Language Diversity in the Sinophone World


Language diversity is a ubiquitous feature in the sinophone world. In the past and present, language planning agencies in the area commonly – if not uncontroversially – referred to as “Greater China” have responded differently to the challenges of multilingualism. After several decades of national language policy, Mandarin is now widely used and broadly accepted in Mainland China, Singapore, and Taiwan. It is used to a much lesser degree in Hong Kong and Macao, where Cantonese, the major regional language, arguably enjoys a higher prestige than other so‐called “dialects” elsewhere. At the same time, there are notable differences with regard to international language planning – most importantly, the incorporation of English into school curricula and/or the acceptance of English as an official language.

One purpose of the project is to compare the aims and effects of language planning and the manifestations of language diversity in the daily lives of the speakers. In addition, we aim at situating language diversity in historical contexts. The reason behind this historical contextualization is to find out to what extent language-related phenomena are imbedded in Chinese traditions, and to what extent they can be accounted for by analytical approaches that are not bound to Chinese culture and/or history.
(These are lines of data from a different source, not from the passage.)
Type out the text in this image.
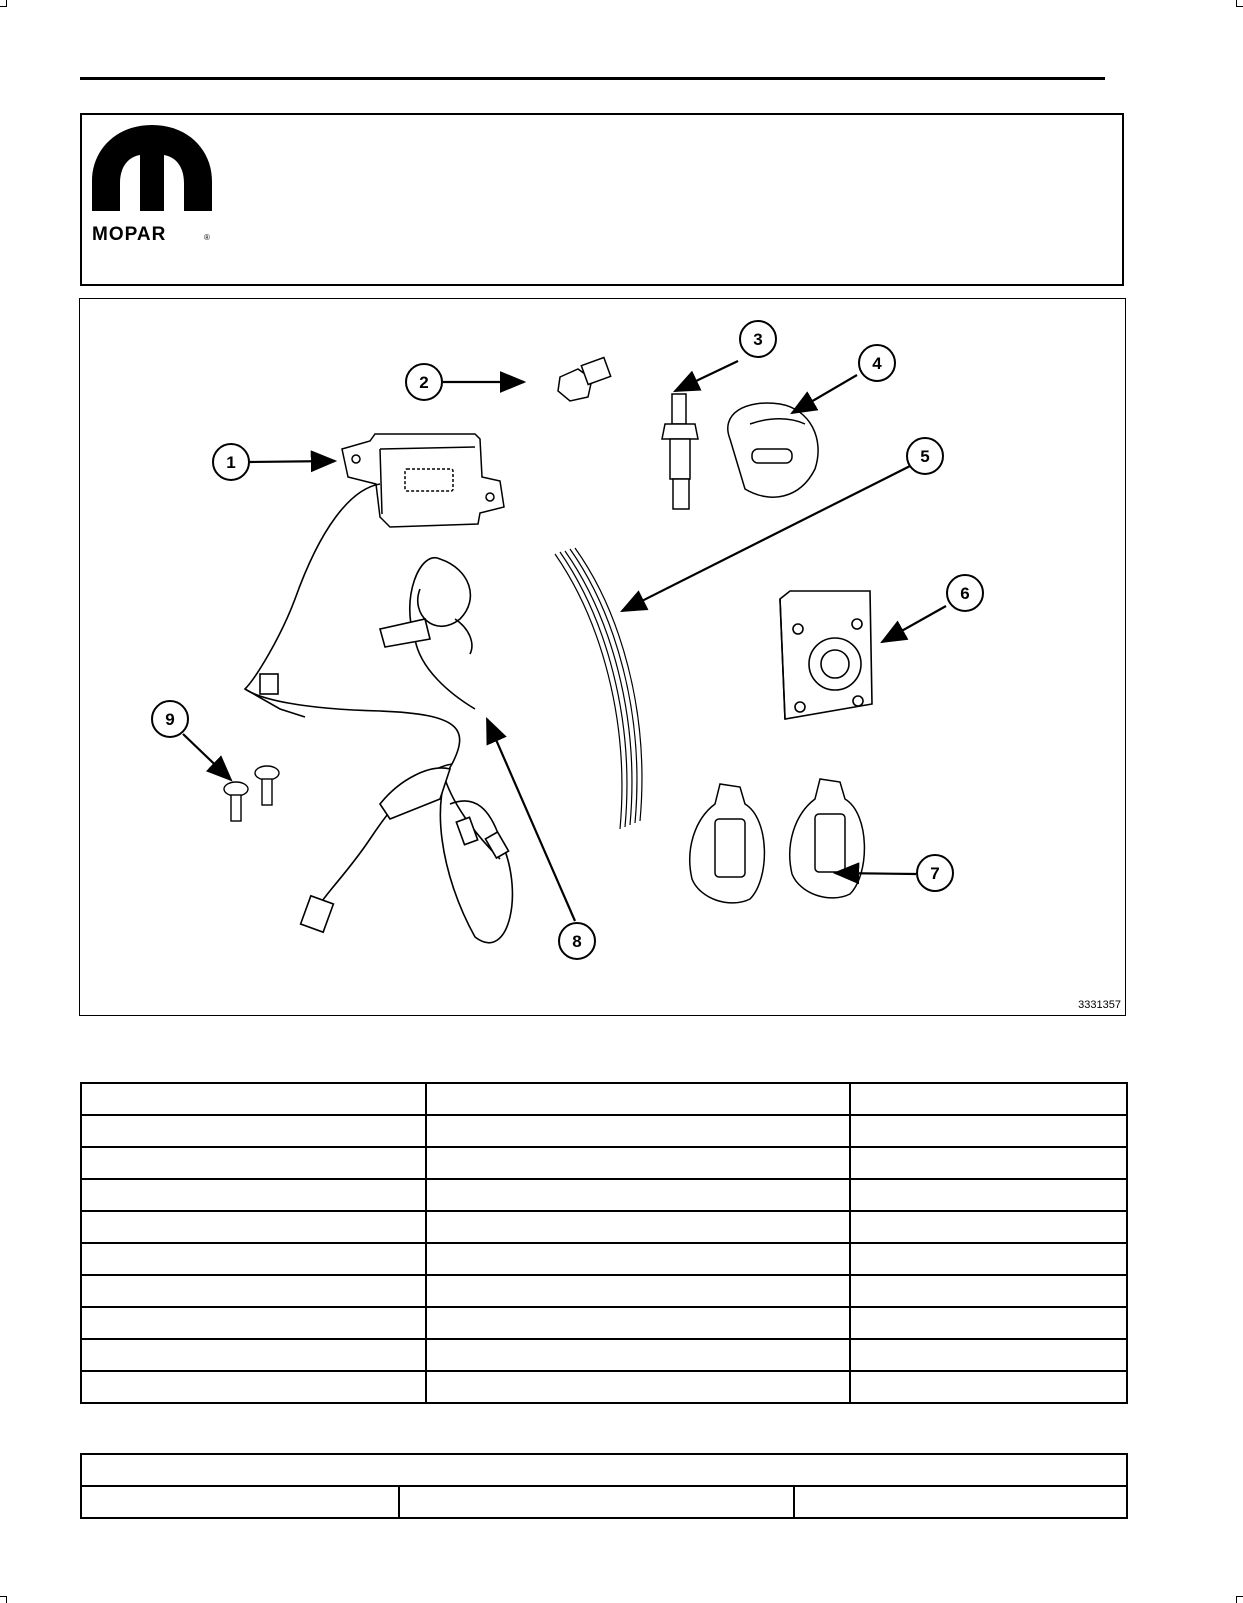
MOPAR	®
1
2
3
4
5
6
7
8
9
3331357
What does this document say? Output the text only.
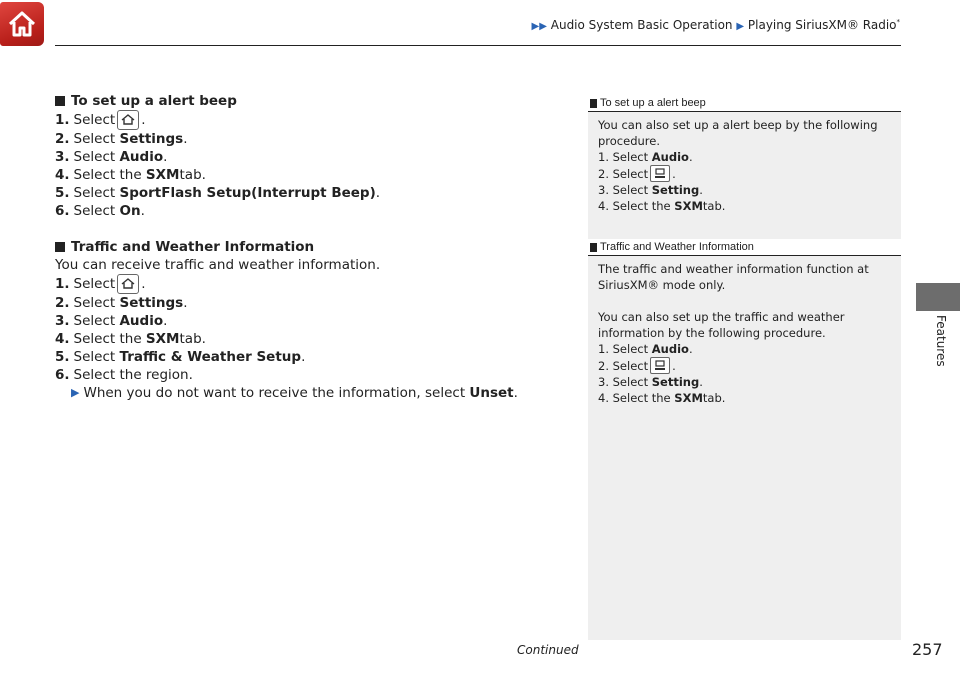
▶▶ Audio System Basic Operation ▶ Playing SiriusXM® Radio*
Features
To set up a alert beep
1. Select .
2. Select
Settings .
3. Select
Audio .
4. Select the
SXM tab.
5. Select
SportFlash Setup(Interrupt Beep) .
6. Select
On .
Traffic and Weather Information
You can receive traffic and weather information.
1. Select .
2. Select
Settings .
3. Select
Audio .
4. Select the
SXM tab.
5. Select
Traffic & Weather Setup .
6. Select the region.
▶ When you do not want to receive the information, select
Unset .
To set up a alert beep
You can also set up a alert beep by the following
procedure.
1. Select
Audio .
2. Select .
3. Select
Setting .
4. Select the
SXM tab.
Traffic and Weather Information
The traffic and weather information function at
SiriusXM® mode only.
You can also set up the traffic and weather
information by the following procedure.
1. Select
Audio .
2. Select .
3. Select
Setting .
4. Select the
SXM tab.
Continued	257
Topics include language contact phenomena (e.g., code mixing), multilingualism in classrooms, language variation and language use in the media, and nonofficial language ideologies and activities of language revivalist groups.


An international symposium has been held at Göttingen University in June 2015. Papers presented at the symposium are currently under revision and will be published in an edited volume (publication scheduled for 2018).